The Sunday morning trip was relatively straightforward and required only a little effort.
Our tour guide whose name I have sadly forgotten was very good. She was quite a cheerful person without being overboard.
One of the first things she did was something I had never thought about and that was to clarify the relationship between the two. It turns out that Monaco is the second smallest principality in the world, the smallest being the Vatican. Monaco is politically divided into four quarters, of which one is Monte Carlo. Easy when you know isn’t it?
I can’t check who rules Monaco at the moment as I don’t have an internet connection, but whichever Prince it was was clearly interested in marking Monaco’s place on the world map. Gambling may not be one of its main industries, but it is certainly one of, if not the biggest earner. (Afternote; it is of course Albert II, Prince of Monaco).
By far the biggest and most opulent casino is the Grand Casino. This building dominates the square. It doesn’t open for business until 1pm but it is possible for a small fee in the morning to view the casino as a museum. We wanted to have a go on the slot machines, but sadly weren’t allowed to.
I’d love to know how much money changes hands on a typical day, I’m willing to bet it’s hundreds of thousands if not millions of pounds.

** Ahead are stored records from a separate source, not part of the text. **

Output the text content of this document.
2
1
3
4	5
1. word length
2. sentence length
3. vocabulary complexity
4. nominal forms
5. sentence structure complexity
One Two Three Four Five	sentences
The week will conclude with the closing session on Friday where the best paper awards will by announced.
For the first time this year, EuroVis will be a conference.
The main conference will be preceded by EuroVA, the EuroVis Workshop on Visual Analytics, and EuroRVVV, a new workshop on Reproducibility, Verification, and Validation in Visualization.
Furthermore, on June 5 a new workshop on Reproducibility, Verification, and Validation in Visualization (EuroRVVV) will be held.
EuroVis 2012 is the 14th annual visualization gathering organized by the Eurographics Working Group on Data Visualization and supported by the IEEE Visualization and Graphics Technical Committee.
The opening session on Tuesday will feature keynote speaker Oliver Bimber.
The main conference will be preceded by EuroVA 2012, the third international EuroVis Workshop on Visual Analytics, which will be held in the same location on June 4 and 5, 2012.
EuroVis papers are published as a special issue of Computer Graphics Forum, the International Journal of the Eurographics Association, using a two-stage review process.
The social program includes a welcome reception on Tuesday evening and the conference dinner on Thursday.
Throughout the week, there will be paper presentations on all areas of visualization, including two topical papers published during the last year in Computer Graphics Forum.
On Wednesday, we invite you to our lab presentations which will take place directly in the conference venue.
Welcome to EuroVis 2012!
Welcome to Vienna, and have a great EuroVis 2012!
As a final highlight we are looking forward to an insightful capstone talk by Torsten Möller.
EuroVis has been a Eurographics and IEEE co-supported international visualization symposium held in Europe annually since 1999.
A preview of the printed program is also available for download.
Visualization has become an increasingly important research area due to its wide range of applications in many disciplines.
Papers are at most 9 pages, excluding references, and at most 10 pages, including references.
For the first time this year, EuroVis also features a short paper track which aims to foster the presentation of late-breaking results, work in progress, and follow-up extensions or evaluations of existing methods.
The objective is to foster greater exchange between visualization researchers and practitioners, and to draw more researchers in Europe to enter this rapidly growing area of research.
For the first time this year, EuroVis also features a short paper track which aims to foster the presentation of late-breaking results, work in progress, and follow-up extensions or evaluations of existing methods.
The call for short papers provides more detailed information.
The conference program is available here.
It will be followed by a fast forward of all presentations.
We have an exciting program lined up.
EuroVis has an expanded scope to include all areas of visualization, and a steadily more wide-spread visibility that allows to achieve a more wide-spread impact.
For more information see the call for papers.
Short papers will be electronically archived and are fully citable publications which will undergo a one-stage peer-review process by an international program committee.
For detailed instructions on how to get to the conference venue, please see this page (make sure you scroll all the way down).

Of course Monaco is also famous for the Grand Prix, and even I can admit that it was interesting to stand on part of the track (route really – it’s all normal roads).
We went to the palace, we saw where Princess Caroline lives and watched the changing of the guard, an impressive little ceremony involving much slamming down of rifle butts and slapping of thighs. I don’t mean to paint any kind of silly pictures. It’s just the was it is. It was nice to see.
There were several old American Second World War vehicles lined up on the square, and there was a rather good jazz band playing ‘40’s music. A little bit of digging revealed that the day we were there, 3rd of September was commemorating September 1943 when leadership of Monaco passed from the Germans to Mussolini but much more importantly, 3 September 1944 when Monaco was liberated by allied forces and this date is a public holiday.
We returned to Azura via small village called Eze. It is to be found at 1400 feet, making it one of the highest villages on the French Riviera. A very interesting and informative day.